À découvrir : Champs-Élysées · Faubourg du Roule · Madeleine · Plaine Monceau · Quartier de l'Europe
Entre l'arc triomphal qui couronne l'Étoile et l'obélisque qui veille sur la Concorde, le 8e arrondissement déploie l'une des plus belles perspectives du monde. Ancien territoire de jardins royaux et de villages maraîchers, il est devenu, au fil de deux siècles, le théâtre du pouvoir, des arts et du grand luxe français. Palais, avenues plantées, ambassades et hôtels particuliers y composent un art de vivre où l'histoire de France se lit à chaque façade.
Origines : des jardins du Roi aux villages du Roule
En 1667, André Le Nôtre prolonge la perspective des jardins des Tuileries en traçant vers l'ouest un Grand-Cours planté d'ormes, future avenue des Champs-Élysées, ainsi nommée dès 1709 en référence aux champs mythologiques du bonheur éternel. Au sud, entre 1755 et 1772, l'architecte Ange-Jacques Gabriel dessine la vaste place Louis XV, ouverte sur la Seine et bordée de deux palais jumeaux : elle deviendra la place de la Concorde.

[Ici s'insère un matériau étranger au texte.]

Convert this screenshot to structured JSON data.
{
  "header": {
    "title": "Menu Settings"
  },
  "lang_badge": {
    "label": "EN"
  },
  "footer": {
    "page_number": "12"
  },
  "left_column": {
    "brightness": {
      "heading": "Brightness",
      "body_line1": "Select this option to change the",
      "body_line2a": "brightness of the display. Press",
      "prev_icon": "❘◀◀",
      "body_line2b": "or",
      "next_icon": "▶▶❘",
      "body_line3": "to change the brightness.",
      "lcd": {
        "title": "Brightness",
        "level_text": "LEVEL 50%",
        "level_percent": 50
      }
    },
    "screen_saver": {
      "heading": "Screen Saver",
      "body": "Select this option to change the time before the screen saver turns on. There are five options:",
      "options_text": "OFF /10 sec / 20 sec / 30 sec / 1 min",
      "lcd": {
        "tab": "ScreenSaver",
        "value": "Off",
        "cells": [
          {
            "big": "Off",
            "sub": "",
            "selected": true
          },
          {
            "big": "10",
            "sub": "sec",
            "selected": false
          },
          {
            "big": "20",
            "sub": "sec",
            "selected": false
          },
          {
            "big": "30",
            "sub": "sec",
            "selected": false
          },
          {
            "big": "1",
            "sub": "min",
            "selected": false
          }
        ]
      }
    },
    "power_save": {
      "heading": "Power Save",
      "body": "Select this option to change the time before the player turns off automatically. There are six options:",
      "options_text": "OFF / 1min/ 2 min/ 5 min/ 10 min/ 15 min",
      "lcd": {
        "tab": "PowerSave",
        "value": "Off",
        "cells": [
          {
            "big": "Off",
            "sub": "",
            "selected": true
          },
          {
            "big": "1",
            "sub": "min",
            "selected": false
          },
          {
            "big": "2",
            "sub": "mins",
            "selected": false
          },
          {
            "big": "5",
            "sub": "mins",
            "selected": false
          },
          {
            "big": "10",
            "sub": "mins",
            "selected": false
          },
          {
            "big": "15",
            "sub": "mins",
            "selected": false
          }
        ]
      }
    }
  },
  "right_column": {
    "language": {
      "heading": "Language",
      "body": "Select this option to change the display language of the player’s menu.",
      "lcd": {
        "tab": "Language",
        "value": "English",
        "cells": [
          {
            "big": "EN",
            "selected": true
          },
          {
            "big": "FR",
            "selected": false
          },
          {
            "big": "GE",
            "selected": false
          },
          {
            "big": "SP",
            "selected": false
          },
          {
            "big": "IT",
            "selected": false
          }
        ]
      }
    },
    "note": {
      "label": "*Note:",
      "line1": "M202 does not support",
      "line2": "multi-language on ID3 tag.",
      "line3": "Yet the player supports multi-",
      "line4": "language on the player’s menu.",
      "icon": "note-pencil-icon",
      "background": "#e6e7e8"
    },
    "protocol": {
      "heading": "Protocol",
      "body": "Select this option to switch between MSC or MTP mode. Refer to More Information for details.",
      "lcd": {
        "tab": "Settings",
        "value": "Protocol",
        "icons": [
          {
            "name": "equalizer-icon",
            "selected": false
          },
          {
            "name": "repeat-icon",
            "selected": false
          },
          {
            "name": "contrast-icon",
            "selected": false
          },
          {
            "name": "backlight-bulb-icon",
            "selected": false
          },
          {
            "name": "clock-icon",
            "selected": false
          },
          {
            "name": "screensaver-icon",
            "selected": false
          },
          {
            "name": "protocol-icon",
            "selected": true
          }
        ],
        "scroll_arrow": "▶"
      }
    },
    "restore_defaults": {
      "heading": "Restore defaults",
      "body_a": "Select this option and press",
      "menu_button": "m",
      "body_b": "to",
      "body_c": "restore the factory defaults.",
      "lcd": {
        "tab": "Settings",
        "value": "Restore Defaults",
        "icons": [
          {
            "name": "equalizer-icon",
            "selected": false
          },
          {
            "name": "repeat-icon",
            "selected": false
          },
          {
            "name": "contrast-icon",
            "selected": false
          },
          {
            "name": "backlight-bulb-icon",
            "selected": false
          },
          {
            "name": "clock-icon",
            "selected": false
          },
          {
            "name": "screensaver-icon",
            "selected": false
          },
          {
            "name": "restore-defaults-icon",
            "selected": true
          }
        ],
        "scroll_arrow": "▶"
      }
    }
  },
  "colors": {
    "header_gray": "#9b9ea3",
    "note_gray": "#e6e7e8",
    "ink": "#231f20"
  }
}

Au-delà de ces grandes percées royales, le territoire demeure longtemps campagne : le village du Roule et les hameaux de la plaine Monceau, faits de vergers et de jardins maraîchers, nourrissent la capitale toute proche. Sur les Champs-Élysées eux-mêmes, seuls quelques guinguettes et jardins d'agrément animent une avenue encore bordée de terrains vagues ; il faudra attendre le XIXe siècle pour qu'elle se couvre d'immeubles et de trottoirs dignes de son tracé.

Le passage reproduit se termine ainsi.